India Government Seeks Lower Rates as More Economy Steps Planned By Shamim Adam, Aika Nanao, and Unni Krishnan - Oct 14, 2012


India’s finance officials are seeking lower interest rates from the central bank to revive growth as the government plans adding to its overhaul of economic policies.
Inflation may slow to within the Reserve Bank of India’s comfort level by March as the rupee rises and the fiscal gap shrinks, Economic Affairs Secretary Arvind Mayaram said in an interview yesterday. Finance Minister Palaniappan Chidambaram said two days earlier he plans reform measures for capital markets, insurance, banking and infrastructure within weeks.
“We hope that the RBI will be more benevolent with its policy” if it’s convinced the government is taking credible steps to lower the fiscal deficit and contain inflation, Mayaram said in Tokyo, where he participated in annual meetings of the International Monetary Fund along with Chidambaram. “They should give” some signals before March, he said.
Indian policy makers are trying to bring growth back from near the lowest in three years, with the International Monetary Fund saying last week the outlook for Asia’s third-largest economy is unusually uncertain.
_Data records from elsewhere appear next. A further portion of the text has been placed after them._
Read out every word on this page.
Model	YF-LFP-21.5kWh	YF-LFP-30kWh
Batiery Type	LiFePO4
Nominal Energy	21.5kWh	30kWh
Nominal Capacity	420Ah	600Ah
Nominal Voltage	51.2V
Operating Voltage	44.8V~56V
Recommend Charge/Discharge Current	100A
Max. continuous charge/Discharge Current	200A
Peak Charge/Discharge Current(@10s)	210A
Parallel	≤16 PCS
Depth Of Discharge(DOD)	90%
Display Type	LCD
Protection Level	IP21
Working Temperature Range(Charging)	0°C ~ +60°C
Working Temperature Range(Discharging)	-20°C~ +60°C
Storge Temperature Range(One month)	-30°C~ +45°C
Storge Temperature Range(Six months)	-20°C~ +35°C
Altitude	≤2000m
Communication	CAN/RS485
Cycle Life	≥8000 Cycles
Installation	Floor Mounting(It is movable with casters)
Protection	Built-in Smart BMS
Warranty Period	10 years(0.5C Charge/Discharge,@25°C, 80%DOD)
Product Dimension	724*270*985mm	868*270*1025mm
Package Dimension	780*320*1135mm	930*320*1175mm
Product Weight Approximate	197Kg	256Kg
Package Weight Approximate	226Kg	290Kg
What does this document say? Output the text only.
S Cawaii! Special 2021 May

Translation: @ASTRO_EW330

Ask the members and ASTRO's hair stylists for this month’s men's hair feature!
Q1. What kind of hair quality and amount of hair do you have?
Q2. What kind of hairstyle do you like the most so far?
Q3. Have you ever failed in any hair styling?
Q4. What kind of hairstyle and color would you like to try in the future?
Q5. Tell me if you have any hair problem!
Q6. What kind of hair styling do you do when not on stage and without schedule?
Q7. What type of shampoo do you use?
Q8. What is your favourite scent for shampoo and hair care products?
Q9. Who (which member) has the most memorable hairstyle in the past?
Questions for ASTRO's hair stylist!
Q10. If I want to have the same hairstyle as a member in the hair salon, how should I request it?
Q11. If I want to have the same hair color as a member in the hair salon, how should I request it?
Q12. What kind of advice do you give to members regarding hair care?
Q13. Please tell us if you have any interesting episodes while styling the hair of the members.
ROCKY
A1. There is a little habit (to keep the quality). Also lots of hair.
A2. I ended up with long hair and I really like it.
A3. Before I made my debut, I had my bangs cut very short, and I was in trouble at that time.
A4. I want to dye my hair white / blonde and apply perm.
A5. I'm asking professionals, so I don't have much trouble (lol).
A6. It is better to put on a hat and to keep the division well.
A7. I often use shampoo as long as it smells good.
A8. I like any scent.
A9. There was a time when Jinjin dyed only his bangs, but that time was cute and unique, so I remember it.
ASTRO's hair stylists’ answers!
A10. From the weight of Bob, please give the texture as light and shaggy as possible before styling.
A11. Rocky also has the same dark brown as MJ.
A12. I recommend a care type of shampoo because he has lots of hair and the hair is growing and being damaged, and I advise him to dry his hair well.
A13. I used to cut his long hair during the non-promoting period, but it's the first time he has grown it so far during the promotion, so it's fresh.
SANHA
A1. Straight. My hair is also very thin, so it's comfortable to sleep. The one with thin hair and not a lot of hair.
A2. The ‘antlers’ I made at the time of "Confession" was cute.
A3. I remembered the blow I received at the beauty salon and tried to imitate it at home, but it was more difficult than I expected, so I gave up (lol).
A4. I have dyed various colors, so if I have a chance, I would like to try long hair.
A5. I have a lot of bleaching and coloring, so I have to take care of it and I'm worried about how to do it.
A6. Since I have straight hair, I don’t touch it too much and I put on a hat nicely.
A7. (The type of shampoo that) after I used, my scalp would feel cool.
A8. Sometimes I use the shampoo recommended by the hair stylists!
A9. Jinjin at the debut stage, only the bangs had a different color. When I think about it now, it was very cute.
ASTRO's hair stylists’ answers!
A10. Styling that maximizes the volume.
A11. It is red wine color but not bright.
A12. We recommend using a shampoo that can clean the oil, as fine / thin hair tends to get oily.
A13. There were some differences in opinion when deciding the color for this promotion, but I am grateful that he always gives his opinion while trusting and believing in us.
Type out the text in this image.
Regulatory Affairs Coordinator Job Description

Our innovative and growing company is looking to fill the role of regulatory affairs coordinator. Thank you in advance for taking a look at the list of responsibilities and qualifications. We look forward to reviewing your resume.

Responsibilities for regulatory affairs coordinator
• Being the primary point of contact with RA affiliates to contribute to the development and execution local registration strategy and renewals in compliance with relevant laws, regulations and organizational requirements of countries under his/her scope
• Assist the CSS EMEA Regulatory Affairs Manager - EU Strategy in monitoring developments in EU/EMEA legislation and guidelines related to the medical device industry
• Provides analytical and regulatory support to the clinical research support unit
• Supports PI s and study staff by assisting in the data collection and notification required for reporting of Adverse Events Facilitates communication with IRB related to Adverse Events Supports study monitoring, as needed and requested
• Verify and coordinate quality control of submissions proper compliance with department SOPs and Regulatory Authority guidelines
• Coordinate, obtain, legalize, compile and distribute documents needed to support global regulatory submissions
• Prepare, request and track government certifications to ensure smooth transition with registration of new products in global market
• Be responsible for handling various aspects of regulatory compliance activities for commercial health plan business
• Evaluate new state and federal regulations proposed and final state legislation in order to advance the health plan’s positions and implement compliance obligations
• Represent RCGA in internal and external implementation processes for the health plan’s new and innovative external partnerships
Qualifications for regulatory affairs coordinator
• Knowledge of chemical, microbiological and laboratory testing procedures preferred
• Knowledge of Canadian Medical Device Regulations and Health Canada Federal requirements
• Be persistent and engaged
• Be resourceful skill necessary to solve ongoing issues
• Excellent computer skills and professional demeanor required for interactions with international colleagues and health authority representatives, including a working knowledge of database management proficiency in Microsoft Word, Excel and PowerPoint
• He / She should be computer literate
The government has revamped economic policy since Chidambaram, 67, became finance minister on July 31, opening up to more investment from abroad and raising subsidized diesel prices to tackle a budget deficit.
The push snapped months of gridlock over how to revive the economy, helping the rupee rebound from a record low.

Rupee Outlook

Mayaram said he expects the rupee to strengthen to 50 to 51 per dollar in a couple of months, compared with 52.82 last week. It has surged more than 5 percent against the dollar in the past three months, the most among major Asian currencies, buoyed by the biggest opening of the economy to overseas companies in a decade.
“I think the rupee must appreciate a little more,” Chidambaram said in a Bloomberg Television interview in Tokyo on Oct. 12. “It has appreciated about 5 or 6 percent in the last few weeks, but I think the rupee must find a reasonable level, its true level.”
The pace of Indian price increases is the fastest in major emerging markets and above the central bank’s comfort level of about 5 percent. Inflation hasn’t been tamed yet and supply constraints are adding to price pressures, Chidambaram said.
A further advance in the rupee will help to curb the increase in costs, he said. The central bank can’t be expected to bear the burden of containing inflation by itself, the finance minister said.

‘Tame Inflation’

“When fiscal policy and monetary policy act in tandem and supply improves and the rupee appreciates a little more, I think we will be able to tame inflation,” Chidambaram said. Inflation may slow to 5 percent to 5.5 percent by March, Mayaram said. Wholesale prices rose 7.55 percent in August from a year earlier.
“The crucial link as the finance minister mentioned is that inflation should come down and that is not happening,” said Prasanna Ananthasubramanian, an economist at ICICI Securities Primary Dealership Ltd. in Mumbai. “They will not touch the repo rate but will ensure comfortable liquidity so that banks have an incentive to expand credit.”
Governor Duvvuri Subbarao left the benchmark repurchase rate unchanged at 8 percent for a third meeting in September, after cutting it from 8.5 percent in April. The Reserve Bank has signaled that curbing the fiscal deficit may boost scope to join emerging nations from South Korea to Brazil in extending rate cuts this year.

Budget Gap

India’s budget deficit is the widest among major emerging nations as slower growth hurts tax receipts and subsidies fan spending, imperiling the government’s goal of narrowing the gap to 5.1 percent of gross domestic product in the 12 months through March 2013, from 5.8 percent the previous fiscal year.
The budget gap may be about 5.2 percent to 5.3 percent this fiscal year, missing the 5.1 percent target, Mayaram said.
Prime Minister Manmohan Singh’s government announced the first increase in diesel prices in more than a year on Sept. 13, after Chidambaram pledged to contain a fiscal shortfall that has put the nation’s investment-grade credit rating in jeopardy.
The administration opened industries including retail and aviation to more foreign investment the next day, and this month decided to seek parliamentary approval for more overseas participation in the insurance and pension businesses.
The burst of changes, which snapped months of political gridlock over how to rejuvenate the economy, cost the ruling Congress-party led coalition its majority in both houses of parliament after a key ally withdrew support.

IMF Forecast

Singh is gambling that the long-delayed opening measures will revive growth in time to salvage Congress’s fortunes before a general election due by May 2014. The IMF forecasts India’s gross domestic product to rise 4.9 percent in 2012, the least in a decade.
Chidambaram said he’s “absolutely certain” that India’s credit-rating won’t be downgraded, and added that the budget for the year through March 2014 would be neither populist nor austere.
“We must have a budget that emphasizes fiscal consolidation and incentivizes savings, promotes investment and cuts out wasteful expenditure,” he said. He also said that key social welfare programs will be fully protected.